Nel florilegio di serate all'insegna della poesia e di premi letterari ci permettiamo di riproporre un pensiero del nostro redattore Michele Sanpietro che la dice lunga sulla valenza di certi personaggi. Tanti, direi tantissimi anni fa, il direttore di una importante casa editrice mi disse: "Un poeta o uno scrittore si può definire tale quando avrà venduto almeno tremila copie di una sua pubblicazione". (A.M.Cavallaro)
In questi ultimi anni abbiamo assistito (ed assistiamo ancora) ad un florilegio di premi letterari, presentazioni di libri (per lo più di poesie o presunte tali) vernissage di improbabili pittori, concerti di musicisti e cantanti e spettacoli di sedicenti artisti delle più disparate discipline.
Ognuno di questi eventi viene debitamente sponsorizzato da qualche pubblica amministrazione e da imprese ed aziende che, a vario titolo, tentano di promuovere (con scarso successo) la propria attività.
I poveri partecipanti alle manifestazioni di questo tipo, quasi sempre, “godono” dei “saluti istituzionali” di rappresentanti della politica locale, la maggior parte dei quali, avendo già pochissimo letto nella loro vita, mai e poi mai andranno a leggere il libro che viene presentato o ad informarsi sulla natura del premio, quindi finiscono per pronunciare dei veri e propri comizi strampalati inneggianti a sé stessi e al proprio operato: pallosi come non mai.
Sono migliaia in Italia gli autori di libri di poesie ma forse sarebbe meglio dire “autrici”, perché sono donne che, per lo più, improvvisamente si sono scoperte l’uzzolo della poesia o della scrittura.
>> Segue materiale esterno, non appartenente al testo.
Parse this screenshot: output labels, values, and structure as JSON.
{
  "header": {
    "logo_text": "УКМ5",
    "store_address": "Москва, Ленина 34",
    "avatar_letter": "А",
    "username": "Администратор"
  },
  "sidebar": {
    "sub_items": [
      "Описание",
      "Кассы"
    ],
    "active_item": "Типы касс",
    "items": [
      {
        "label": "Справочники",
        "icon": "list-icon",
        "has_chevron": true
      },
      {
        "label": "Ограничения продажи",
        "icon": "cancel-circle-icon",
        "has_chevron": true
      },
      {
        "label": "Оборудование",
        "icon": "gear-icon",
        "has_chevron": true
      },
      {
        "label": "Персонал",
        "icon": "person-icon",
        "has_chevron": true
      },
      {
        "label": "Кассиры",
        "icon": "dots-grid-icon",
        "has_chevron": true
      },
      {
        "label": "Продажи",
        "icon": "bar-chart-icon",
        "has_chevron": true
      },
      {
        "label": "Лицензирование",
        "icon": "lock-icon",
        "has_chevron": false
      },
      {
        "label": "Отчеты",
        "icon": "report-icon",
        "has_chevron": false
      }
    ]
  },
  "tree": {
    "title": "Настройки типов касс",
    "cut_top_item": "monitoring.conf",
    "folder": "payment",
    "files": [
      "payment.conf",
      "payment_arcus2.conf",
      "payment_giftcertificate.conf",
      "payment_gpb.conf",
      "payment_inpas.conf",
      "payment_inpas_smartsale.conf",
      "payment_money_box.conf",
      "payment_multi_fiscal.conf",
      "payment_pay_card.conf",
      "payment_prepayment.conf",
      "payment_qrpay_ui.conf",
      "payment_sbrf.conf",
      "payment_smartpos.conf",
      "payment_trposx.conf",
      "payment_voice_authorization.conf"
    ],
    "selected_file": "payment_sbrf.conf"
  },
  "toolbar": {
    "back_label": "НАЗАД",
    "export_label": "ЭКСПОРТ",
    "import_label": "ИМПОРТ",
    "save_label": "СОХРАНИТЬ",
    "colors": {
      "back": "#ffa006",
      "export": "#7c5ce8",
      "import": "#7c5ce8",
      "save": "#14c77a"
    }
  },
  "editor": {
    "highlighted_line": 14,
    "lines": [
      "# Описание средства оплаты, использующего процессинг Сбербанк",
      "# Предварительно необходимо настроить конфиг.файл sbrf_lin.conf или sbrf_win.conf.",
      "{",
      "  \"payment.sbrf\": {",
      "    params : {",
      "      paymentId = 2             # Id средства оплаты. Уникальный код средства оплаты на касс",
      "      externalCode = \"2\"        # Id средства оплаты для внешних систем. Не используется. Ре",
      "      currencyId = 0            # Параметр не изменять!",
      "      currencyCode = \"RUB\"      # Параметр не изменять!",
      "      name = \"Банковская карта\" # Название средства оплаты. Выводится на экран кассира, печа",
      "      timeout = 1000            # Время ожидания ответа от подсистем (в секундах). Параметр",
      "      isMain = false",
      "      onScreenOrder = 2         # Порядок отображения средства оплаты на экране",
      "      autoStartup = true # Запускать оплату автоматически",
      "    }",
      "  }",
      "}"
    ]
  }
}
Questi migliaia di libri, libretti, libricini che ogni anno vengono stampati fanno la fortuna di piccole case editrici lautamente remunerate per qualche centinaio di copie, che, ovviamente, nessuno leggerà, salvo i familiari più stretti degli autori/autrici.
Se provate a chiedere a questi pseudo-poeti e poetesse, se hanno mai comprato un libro di poesie, vi renderete conto che gli unici versi mai letti in vita loro sono quelli “imposti”durante gli anni della scuola, a quel punto bisognerebbe chiedere: ”perché mai si dovrebbero leggere le tue poesie?”
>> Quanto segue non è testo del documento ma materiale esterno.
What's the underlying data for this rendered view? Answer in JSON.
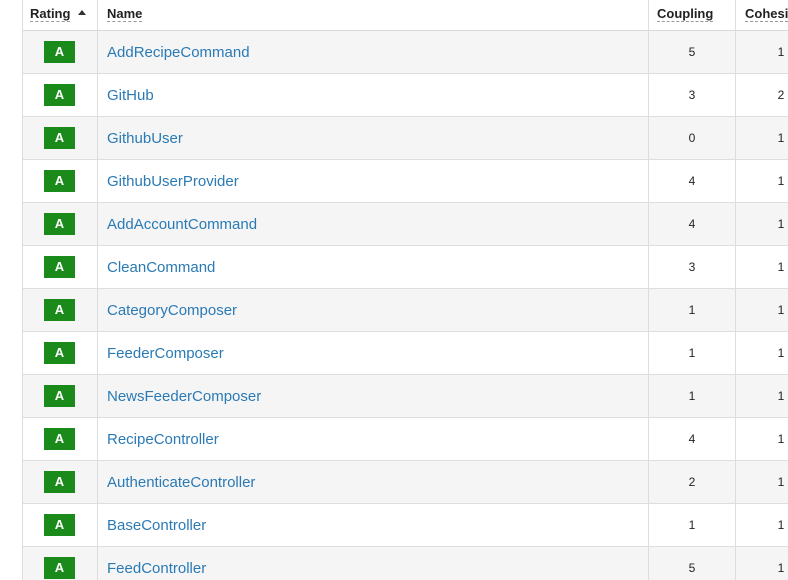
{
  "header": {
    "rating": "Rating",
    "name": "Name",
    "coupling": "Coupling",
    "cohesion": "Cohesi"
  },
  "colors": {
    "badge_green": "#1a8a1a",
    "link_blue": "#2a7ab5",
    "row_alt": "#f5f5f5"
  },
  "rows": [
    {
      "rating": "A",
      "name": "AddRecipeCommand",
      "coupling": "5",
      "cohesion": "1"
    },
    {
      "rating": "A",
      "name": "GitHub",
      "coupling": "3",
      "cohesion": "2"
    },
    {
      "rating": "A",
      "name": "GithubUser",
      "coupling": "0",
      "cohesion": "1"
    },
    {
      "rating": "A",
      "name": "GithubUserProvider",
      "coupling": "4",
      "cohesion": "1"
    },
    {
      "rating": "A",
      "name": "AddAccountCommand",
      "coupling": "4",
      "cohesion": "1"
    },
    {
      "rating": "A",
      "name": "CleanCommand",
      "coupling": "3",
      "cohesion": "1"
    },
    {
      "rating": "A",
      "name": "CategoryComposer",
      "coupling": "1",
      "cohesion": "1"
    },
    {
      "rating": "A",
      "name": "FeederComposer",
      "coupling": "1",
      "cohesion": "1"
    },
    {
      "rating": "A",
      "name": "NewsFeederComposer",
      "coupling": "1",
      "cohesion": "1"
    },
    {
      "rating": "A",
      "name": "RecipeController",
      "coupling": "4",
      "cohesion": "1"
    },
    {
      "rating": "A",
      "name": "AuthenticateController",
      "coupling": "2",
      "cohesion": "1"
    },
    {
      "rating": "A",
      "name": "BaseController",
      "coupling": "1",
      "cohesion": "1"
    },
    {
      "rating": "A",
      "name": "FeedController",
      "coupling": "5",
      "cohesion": "1"
    }
  ]
}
Oggi è più che mai facile scrivere qualsiasi “menata” e pubblicarla poi su uno dei tanti social-network e a secondo dei “likes” che si ricevono (quasi sempre da amici compiacenti) molti finiscono per credere di essere dei grandi scrittori, tanto che qualcuno ha il coraggio di presentarsi, sulle proprie informazioni personali, “scrittore, scrittrice, poetessa se non addirittura opinionista”. Roba da far scompisciare dalle risate quando poi si vanno a leggere le loro castronerie sgrammaticate e, spesso, senza alcun senso compiuto.
Sui social network si fa man bassa di citazioni scopiazzate qua e là, ma, ultimamente, alcuni più “talentuosi”, non soddisfatti delle migliaia di aforismi che si trovano sul web, giù a scriverne di nuovi, che, ovviamente, non interessano alcuno. Ognuno può divertirsi come gli pare e spendere i propri risparmi stampando libri, quaderni, giornaletti ecc ecc, ma per favore, senza costringere gli amici, proprio quelli che vi vogliono bene, a sorbirsi serate di “letture” e di elucubrazioni letterarie delle vostre improbabili poesie, invitateli piuttosto a gustare anche una semplice torta di mele fatta von le vostre manine o una bella grigliata di sardine preparata con l’aiuto dei rispettivi partners.
Con questo non si vuole dissuadere dallo scrivere, attività questa che fa bene anche alla psiche, ma fa certamente male a chi non glie ne frega alcunchè di leggere i risultati delle profonde meditazioni altrui.